<pre>
Table: Employee

+-------------+---------+
| Column Name | Type    |
+-------------+---------+
| id          | int     |
| name        | varchar |
| department  | varchar |
| managerId   | int     |
+-------------+---------+
id is the primary key (column with unique values) for this table.
Each row of this table indicates the name of an employee, their department, and the id of their manager.
If managerId is null, then the employee does not have a manager.
No employee will be the manager of themself.
 

Write a solution to find managers with at least five direct reports.

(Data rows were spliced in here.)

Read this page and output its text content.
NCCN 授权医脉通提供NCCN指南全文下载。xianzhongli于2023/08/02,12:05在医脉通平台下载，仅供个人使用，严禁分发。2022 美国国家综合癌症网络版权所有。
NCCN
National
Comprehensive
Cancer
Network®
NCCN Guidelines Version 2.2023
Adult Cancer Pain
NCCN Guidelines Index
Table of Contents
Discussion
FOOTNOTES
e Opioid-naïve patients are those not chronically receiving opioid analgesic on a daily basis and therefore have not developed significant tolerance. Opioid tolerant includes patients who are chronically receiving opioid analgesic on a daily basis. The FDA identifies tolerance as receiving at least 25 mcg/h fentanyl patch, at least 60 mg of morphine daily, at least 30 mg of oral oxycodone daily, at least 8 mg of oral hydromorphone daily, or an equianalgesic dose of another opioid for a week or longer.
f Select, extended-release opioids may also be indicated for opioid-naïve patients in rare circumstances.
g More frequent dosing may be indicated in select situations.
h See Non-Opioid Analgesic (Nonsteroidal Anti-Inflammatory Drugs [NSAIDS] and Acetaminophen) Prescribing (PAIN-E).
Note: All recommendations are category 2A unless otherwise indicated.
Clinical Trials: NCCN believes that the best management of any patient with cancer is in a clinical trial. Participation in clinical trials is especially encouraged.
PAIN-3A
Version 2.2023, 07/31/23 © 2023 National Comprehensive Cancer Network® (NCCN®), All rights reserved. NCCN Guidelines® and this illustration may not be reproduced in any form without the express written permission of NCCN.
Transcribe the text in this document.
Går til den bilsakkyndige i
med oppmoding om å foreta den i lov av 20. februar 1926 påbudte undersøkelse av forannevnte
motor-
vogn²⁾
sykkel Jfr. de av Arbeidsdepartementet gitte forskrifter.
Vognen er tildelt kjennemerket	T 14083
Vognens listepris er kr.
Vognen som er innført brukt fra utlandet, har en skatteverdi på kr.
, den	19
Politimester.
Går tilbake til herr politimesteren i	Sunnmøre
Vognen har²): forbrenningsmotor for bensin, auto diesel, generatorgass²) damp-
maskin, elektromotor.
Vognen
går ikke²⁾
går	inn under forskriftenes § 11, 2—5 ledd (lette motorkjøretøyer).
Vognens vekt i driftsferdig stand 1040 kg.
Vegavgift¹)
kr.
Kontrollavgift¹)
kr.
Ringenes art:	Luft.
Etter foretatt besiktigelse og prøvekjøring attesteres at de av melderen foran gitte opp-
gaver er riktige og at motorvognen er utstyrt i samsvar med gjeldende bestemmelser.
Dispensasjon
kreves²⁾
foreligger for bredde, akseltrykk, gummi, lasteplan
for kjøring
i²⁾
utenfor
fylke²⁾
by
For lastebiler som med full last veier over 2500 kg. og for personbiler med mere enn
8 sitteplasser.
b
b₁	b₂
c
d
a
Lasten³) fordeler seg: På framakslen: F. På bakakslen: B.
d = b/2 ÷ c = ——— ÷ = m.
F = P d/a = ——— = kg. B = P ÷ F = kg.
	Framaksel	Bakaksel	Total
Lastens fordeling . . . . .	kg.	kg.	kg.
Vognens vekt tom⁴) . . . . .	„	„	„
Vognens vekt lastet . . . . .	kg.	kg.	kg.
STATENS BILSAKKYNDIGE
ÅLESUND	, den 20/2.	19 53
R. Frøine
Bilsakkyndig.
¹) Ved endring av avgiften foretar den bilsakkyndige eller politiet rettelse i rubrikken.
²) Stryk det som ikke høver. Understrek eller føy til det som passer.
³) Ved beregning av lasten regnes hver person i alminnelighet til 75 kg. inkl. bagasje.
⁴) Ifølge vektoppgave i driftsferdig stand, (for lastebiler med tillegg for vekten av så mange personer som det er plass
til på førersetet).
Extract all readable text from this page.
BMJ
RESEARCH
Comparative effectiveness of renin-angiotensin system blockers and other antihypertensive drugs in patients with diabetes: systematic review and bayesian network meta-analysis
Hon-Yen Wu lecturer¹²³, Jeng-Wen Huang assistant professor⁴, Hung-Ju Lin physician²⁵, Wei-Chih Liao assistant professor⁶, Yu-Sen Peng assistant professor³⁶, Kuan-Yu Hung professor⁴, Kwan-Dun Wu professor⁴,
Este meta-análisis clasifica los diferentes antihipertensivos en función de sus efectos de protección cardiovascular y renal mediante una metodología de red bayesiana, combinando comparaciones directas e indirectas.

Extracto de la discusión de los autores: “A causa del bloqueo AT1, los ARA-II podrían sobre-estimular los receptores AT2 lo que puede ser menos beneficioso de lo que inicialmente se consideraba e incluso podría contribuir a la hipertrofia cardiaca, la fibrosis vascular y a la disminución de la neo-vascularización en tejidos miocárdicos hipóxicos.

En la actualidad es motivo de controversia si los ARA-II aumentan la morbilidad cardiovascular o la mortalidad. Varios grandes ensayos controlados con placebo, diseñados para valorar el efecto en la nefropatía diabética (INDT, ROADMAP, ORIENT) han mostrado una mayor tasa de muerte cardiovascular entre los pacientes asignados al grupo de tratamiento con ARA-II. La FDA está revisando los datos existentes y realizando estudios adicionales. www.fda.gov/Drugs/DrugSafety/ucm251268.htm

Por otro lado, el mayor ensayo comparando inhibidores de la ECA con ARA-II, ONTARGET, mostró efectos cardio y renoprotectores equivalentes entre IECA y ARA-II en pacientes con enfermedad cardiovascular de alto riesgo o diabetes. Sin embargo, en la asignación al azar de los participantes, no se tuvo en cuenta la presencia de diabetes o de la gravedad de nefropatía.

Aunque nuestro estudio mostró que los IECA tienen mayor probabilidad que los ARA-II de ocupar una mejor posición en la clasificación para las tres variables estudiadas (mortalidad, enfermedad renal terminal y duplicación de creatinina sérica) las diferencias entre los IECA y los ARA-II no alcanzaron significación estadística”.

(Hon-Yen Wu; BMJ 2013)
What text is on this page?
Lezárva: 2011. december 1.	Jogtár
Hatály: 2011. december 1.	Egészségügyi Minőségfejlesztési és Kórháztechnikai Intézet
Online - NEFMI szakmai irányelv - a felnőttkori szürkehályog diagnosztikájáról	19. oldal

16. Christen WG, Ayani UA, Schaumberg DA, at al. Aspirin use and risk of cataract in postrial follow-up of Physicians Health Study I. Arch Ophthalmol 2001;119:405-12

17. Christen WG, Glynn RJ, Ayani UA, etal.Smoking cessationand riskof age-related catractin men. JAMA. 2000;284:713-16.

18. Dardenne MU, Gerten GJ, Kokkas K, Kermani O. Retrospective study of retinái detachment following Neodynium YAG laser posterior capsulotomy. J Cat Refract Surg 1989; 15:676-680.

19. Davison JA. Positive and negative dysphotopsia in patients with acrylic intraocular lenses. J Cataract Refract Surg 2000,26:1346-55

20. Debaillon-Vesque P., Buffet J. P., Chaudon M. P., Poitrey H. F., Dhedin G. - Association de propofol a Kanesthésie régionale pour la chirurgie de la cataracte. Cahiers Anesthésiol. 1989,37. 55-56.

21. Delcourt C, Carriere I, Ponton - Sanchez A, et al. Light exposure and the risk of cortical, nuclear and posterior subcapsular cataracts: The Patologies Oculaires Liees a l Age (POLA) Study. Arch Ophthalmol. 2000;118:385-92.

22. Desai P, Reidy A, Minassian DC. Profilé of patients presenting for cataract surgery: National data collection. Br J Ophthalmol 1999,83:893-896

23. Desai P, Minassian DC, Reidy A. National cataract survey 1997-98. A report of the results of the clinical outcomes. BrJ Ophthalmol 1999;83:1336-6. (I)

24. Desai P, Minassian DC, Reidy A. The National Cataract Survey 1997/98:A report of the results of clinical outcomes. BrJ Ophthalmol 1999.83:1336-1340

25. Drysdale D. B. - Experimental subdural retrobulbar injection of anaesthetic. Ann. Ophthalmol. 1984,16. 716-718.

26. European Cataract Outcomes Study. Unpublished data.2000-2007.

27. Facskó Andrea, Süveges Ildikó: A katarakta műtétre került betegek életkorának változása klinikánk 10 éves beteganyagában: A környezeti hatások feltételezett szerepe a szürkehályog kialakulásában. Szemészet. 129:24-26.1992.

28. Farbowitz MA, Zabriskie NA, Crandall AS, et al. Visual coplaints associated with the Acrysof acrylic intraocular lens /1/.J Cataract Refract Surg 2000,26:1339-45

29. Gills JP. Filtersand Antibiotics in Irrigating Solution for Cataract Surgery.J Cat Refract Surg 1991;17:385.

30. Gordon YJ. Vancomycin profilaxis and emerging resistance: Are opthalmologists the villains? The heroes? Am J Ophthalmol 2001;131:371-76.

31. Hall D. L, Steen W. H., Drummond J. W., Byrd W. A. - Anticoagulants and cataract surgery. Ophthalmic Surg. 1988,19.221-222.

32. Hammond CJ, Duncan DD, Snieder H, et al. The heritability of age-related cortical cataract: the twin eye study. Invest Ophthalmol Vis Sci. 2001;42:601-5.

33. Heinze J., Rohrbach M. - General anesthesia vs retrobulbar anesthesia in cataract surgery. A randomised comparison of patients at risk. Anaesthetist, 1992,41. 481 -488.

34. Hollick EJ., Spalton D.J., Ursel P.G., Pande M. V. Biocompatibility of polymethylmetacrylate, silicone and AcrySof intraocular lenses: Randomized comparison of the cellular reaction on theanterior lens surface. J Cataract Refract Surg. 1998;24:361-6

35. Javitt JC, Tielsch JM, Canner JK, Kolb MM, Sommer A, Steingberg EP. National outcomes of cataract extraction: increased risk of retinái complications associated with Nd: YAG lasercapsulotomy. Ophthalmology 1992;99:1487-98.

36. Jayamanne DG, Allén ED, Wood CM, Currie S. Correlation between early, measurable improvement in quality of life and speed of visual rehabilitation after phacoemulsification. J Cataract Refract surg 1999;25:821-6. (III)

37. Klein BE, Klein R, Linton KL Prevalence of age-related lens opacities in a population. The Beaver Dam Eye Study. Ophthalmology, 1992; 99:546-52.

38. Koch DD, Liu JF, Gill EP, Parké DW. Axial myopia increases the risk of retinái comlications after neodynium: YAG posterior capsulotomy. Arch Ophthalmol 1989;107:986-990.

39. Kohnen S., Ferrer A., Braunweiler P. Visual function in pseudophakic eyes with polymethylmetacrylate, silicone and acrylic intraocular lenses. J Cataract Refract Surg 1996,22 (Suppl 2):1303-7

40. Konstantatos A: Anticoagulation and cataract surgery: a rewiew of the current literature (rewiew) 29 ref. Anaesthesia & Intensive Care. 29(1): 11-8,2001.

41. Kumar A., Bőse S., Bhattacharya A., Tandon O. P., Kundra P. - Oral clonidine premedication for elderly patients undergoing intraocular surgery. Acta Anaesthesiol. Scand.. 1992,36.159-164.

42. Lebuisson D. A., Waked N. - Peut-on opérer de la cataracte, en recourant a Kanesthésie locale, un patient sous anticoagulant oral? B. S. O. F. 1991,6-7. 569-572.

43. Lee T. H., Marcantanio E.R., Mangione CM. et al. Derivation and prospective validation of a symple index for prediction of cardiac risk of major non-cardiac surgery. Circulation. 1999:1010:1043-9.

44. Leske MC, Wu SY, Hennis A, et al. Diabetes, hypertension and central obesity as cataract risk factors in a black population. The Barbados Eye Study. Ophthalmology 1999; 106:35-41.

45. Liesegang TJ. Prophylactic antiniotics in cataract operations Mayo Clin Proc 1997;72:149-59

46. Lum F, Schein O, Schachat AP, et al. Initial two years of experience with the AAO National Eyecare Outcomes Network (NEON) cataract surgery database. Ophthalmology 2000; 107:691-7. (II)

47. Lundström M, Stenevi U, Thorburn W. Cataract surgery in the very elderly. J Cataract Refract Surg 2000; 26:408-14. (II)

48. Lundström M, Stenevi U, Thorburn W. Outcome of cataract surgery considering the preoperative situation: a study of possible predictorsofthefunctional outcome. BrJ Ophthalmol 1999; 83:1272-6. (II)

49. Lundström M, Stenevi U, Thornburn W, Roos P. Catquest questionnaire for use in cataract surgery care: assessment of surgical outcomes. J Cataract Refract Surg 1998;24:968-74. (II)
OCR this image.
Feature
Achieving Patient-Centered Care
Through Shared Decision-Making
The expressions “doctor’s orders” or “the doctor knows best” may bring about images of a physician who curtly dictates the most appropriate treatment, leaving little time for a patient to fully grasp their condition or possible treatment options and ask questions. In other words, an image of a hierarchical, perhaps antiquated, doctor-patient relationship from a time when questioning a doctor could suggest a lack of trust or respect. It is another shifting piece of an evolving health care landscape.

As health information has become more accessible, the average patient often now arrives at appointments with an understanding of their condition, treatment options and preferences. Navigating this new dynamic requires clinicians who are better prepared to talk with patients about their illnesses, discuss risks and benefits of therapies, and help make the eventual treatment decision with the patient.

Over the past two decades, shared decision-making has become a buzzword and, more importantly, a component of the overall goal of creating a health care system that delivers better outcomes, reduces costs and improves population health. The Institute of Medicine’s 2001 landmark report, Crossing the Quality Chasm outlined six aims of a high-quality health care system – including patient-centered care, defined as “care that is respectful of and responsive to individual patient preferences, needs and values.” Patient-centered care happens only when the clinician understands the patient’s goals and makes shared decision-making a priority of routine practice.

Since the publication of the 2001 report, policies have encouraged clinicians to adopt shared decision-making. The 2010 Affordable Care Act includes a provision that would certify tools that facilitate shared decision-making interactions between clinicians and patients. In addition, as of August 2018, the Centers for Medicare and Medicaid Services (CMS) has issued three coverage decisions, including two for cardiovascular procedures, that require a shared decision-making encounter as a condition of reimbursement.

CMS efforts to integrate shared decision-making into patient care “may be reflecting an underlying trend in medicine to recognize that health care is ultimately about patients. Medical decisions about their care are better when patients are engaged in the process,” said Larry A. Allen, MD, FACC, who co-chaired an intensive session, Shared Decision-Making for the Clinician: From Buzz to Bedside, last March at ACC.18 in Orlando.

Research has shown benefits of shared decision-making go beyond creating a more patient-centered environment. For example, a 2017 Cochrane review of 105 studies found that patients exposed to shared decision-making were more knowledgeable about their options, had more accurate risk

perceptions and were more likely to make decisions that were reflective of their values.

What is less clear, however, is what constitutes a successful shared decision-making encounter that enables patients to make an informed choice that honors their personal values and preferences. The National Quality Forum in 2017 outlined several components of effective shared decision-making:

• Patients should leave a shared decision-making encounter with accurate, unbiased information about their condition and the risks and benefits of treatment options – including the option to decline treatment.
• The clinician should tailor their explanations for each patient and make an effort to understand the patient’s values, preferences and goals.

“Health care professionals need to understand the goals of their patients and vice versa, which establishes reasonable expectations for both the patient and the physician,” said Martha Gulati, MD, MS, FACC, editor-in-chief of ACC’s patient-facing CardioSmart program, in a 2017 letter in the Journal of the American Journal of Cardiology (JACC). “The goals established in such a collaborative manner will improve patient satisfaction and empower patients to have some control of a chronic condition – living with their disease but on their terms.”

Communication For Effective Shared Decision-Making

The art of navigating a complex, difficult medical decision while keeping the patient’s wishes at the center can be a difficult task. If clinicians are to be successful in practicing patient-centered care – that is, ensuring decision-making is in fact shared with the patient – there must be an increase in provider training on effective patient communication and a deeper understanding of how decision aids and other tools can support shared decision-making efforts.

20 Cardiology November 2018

Return the result table in any order.

The result format is in the following example.

 

Example 1:

Input: 
Employee table:
+-----+-------+------------+-----------+
| id  | name  | department | managerId |
+-----+-------+------------+-----------+
| 101 | John  | A          | null      |
| 102 | Dan   | A          | 101       |
| 103 | James | A          | 101       |
| 104 | Amy   | A          | 101       |
| 105 | Anne  | A          | 101       |
| 106 | Ron   | B          | 101       |
+-----+-------+------------+-----------+
Output: 
+------+
| name |
+------+
| John |
+------+
</pre>

In [0]:
spark

In [0]:
# importing pyspark sql functions
from pyspark.sql.functions import *

# importing sql types from pyspark
from pyspark.sql.types import StructType, StructField, StringType, TimestampType, DoubleType, IntegerType, DateType, FloatType

# importing SparkSession
from pyspark.sql import SparkSession


In [0]:
# creating spark session and providing app name
spark = SparkSession.builder.appName("leetcode-top-50-sql-solution-with-pyspark").getOrCreate()

In [0]:
# creating Schema
# Define the schema for the Employee table
employee_schema = StructType([
    StructField("id", IntegerType(), False),
    StructField("name", StringType(), True),
    StructField("department", StringType(), True),
    StructField("managerId", IntegerType(), True)
])





In [0]:

employee_df = spark.createDataFrame([
     (101, "John", "A", None),
    (102, "Dan", "A", 101),
    (103, "James", "A", 101),
    (104, "Amy", "A", 101),
    (105, "Anne", "A", 101),
    (106, "Ron", "B", 101)
], schema=employee_schema)







In [0]:
employee_df.display()

id,name,department,managerId
101,John,A,
102,Dan,A,101.0
103,James,A,101.0
104,Amy,A,101.0
105,Anne,A,101.0
106,Ron,B,101.0


In [0]:
# Leetcode Solution in Spark SQL
# Creating Temporary view for the product dataframe for sql queries
employee_df.createOrReplaceTempView('employee')


sql_result = spark.sql(
    '''
    SELECT name
    FROM employee
    WHERE id IN (SELECT managerId 
    FROM employee 
    GROUP BY managerId 
    HAVING COUNT(managerId)>=5)
    
    '''
)

# Displaying Result
sql_result.display()

name
John


In [0]:
# Leetcode Solution in PySpark

# Calculating managers with at least five direct reports.
manager_df = employee_df.filter(col("managerId").isNotNull()).groupBy("managerId").agg(count("*").alias("direct_reports"))
manager_df.show()

# filtering manager  with at least five direct reports.
filter_df = manager_df.select("managerId").filter(col("direct_reports")>=5)

# Joining the dataframe and selecting the manager name
join_df = employee_df.join(filter_df, employee_df.id == filter_df.managerId,"inner").select("name").display()

+---------+--------------+
|managerId|direct_reports|
+---------+--------------+
|      101|             5|
+---------+--------------+



name
John